Separada, mãe de quatro filhos, sendo um deles adotivo, “Neti” como é conhecida, possui uma história de vida que acabou levando a participação nos movimentos populares. Ex-bóia-fria que trabalhava na colheita de grãos, mudou-se para Ribeirão Preto em 1995, onde conseguiu um emprego de doméstica. Meses depois, a empresa em que seu ex-marido trabalhava faliu. Tiveram que vir para São Paulo com os filhos, e passaram a morar de favor no porão de um conhecido, fato que agravou os problemas respiratórios de sua filha. Sem dinheiro para comida, e com a menina cada vez pior, tiveram que se mudar. Por absoluta falta de opções, foram para debaixo do Viaduto do Glicério. “Lá recebíamos visitas dos representantes dos movimentos de moradia, incentivando nossa participação na causa”, explica Ivaneti. “Meu marido ia às reuniões, mas eu não dava crédito. Até que no dia 5 de outubro de 1997 ele me disse: hoje vamos ter onde morar. Peguei meus filhos e fomos para o antigo hospital Matarazzo, minha primeira ocupação.”

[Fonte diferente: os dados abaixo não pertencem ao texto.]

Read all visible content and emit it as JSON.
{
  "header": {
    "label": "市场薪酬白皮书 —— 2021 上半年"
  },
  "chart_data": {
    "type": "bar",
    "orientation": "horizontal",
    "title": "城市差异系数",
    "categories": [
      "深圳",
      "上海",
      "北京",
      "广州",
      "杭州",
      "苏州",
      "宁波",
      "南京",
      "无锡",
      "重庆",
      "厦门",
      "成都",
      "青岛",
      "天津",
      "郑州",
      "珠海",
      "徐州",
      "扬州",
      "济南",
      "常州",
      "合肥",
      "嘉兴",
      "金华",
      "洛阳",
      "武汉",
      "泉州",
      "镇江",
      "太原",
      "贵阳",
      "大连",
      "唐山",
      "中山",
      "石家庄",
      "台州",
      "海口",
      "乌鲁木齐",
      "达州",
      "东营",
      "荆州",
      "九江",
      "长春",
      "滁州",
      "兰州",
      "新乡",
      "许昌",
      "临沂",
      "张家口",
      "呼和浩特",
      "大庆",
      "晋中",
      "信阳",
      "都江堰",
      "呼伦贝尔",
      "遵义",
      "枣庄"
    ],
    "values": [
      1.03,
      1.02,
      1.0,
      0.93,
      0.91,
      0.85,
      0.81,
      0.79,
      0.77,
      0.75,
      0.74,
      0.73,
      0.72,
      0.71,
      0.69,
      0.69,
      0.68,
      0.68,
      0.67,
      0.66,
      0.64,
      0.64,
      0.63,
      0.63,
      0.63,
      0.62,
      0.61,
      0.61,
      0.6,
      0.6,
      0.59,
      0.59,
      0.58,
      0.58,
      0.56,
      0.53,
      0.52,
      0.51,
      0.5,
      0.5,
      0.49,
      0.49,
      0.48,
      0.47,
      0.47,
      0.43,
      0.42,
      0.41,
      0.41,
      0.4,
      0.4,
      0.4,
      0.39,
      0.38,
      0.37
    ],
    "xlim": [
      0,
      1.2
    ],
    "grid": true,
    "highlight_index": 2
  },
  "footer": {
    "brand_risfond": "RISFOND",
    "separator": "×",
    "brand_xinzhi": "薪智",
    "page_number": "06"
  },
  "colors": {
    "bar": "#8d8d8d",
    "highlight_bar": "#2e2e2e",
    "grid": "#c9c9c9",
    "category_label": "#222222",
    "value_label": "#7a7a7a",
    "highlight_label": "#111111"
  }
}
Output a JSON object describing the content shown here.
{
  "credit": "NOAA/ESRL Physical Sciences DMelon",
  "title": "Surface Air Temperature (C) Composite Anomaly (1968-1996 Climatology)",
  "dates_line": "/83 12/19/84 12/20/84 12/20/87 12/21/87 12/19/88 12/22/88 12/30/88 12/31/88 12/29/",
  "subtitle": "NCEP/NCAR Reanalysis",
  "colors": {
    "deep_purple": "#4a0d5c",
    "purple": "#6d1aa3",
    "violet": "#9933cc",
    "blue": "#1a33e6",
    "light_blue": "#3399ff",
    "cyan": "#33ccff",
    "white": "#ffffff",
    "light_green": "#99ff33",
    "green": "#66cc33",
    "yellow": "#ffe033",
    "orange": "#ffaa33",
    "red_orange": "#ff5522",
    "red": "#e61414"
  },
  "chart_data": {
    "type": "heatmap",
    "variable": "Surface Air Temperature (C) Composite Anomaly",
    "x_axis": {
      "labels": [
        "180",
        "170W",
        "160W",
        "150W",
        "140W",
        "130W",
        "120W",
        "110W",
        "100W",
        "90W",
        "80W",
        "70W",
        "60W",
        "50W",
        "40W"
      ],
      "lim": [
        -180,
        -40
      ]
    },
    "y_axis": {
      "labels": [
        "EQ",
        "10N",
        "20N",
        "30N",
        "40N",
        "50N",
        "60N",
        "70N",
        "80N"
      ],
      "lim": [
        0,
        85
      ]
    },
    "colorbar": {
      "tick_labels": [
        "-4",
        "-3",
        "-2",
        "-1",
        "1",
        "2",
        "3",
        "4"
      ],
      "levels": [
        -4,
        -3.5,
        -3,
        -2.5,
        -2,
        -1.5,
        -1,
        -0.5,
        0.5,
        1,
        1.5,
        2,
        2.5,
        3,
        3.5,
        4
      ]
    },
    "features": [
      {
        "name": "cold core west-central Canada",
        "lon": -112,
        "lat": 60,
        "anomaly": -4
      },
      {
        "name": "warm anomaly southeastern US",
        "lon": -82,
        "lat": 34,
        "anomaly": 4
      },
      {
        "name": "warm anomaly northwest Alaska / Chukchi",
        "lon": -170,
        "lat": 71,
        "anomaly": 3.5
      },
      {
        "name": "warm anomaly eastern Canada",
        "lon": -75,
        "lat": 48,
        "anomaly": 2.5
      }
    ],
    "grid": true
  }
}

Integrante do movimento Fórum dos Cortiços da Cidade, Neti foi se destacando pela liderança natural que exerce. Começou como secretária, cadastrando as pessoas. Passou a participar de plenárias, elaborou atas, conquistou o respeito dos membros e tornou-se 3ª coordenadora. Após o desmembramento do grupo, que deu origem ao atual Movimento Sem-Teto do Centro (MSTC), foi eleita 2ª coordenadora. Hoje é a Coordenadora Geral do MSTC, cargo que ela já possuía quando da grande ocupação do Prestes Maia.

“O Prestes foi algo singular. Tínhamos no movimento famílias que haviam acabado de ser despejadas, advindas de cortiços, favelas e ruas, um enorme arranha-céu de 22 andares vazio, desocupado há 17 anos e com uma dívida de mais de 4 milhões em IPTU, ou seja, condições perfeitas para a invasão”, explica. Encravado no meio da Luz, vizinho à estação de trem, o prédio era utilizado por dependentes químicos e traficantes. Os dois blocos (um de 9 e outro de 22 andares) receberam uma das maiores ocupações verticais da América Latina, com 468 famílias, compostas por aproximadamente 1.630 pessoas, sendo 315 crianças. Foi realizado um trabalho coletivo de limpeza, com a retirada de mais de 200 caminhões de lixo do local, que pertencia a uma falida fábrica têxtil. Além disso, criaram uma biblioteca, com doações de livros recebidos e uma escola para alfabetização. A ocupação ocorrida em 3 de novembro de 2002 foi seguida por mais de 30 ameaças de reintegração de posse, finalmente realizada em 15 de junho de 2007, cinco anos depois, quando o imóvel foi desocupado e lacrado com blocos de concreto.

Ivaneti também organizou diversas outras ocupações em inúmeras regiões da cidade, como no Batalhão da Rota na Baixada do Glicério, em unidades da Companhia de Desenvolvimento Habitacional e Urbano do Estado de São Paulo (CDHU) em diversas regiões da cidade, e uma em especial que Neti faz questão de ressaltar, “Quando ocupamos a CDHU do Canindé achei que não ficaríamos mais do que 2 horas por causa da tropa de choque que havia no lugar. Ficamos dois dias. Foi uma conquista. As primeiras 48 horas são as mais preocupantes, a polícia pode invadir a qualquer hora. A partir do terceiro dia só entram com ordem judicial”, explica.

Neti reconhece boas iniciativas da Prefeitura, como o recém-lançado Programa Renova Centro, que irá requalificar 53 prédios da região central da cidade. “A desapropriação de prédios tem seu lado bom. Os apartamentos não ficam sem função social, mas são dados a humanos, ao invés de animais” diz.

Eleita por duas vezes conselheira do Conselho Municipal da Habitação (CMH), nos biênios 2003-2005 e 2007-2009, ela comenta a importância do órgão. “O CMH tem caráter democrático, permite a participação popular e tornou-se uma grande porta para discutirmos as políticas de habitação com vistas à melhoria da sociedade. Grandes propostas votadas deram certo como o Programa Parceria Social e a votação para a desapropriação dos prédios do Centro.”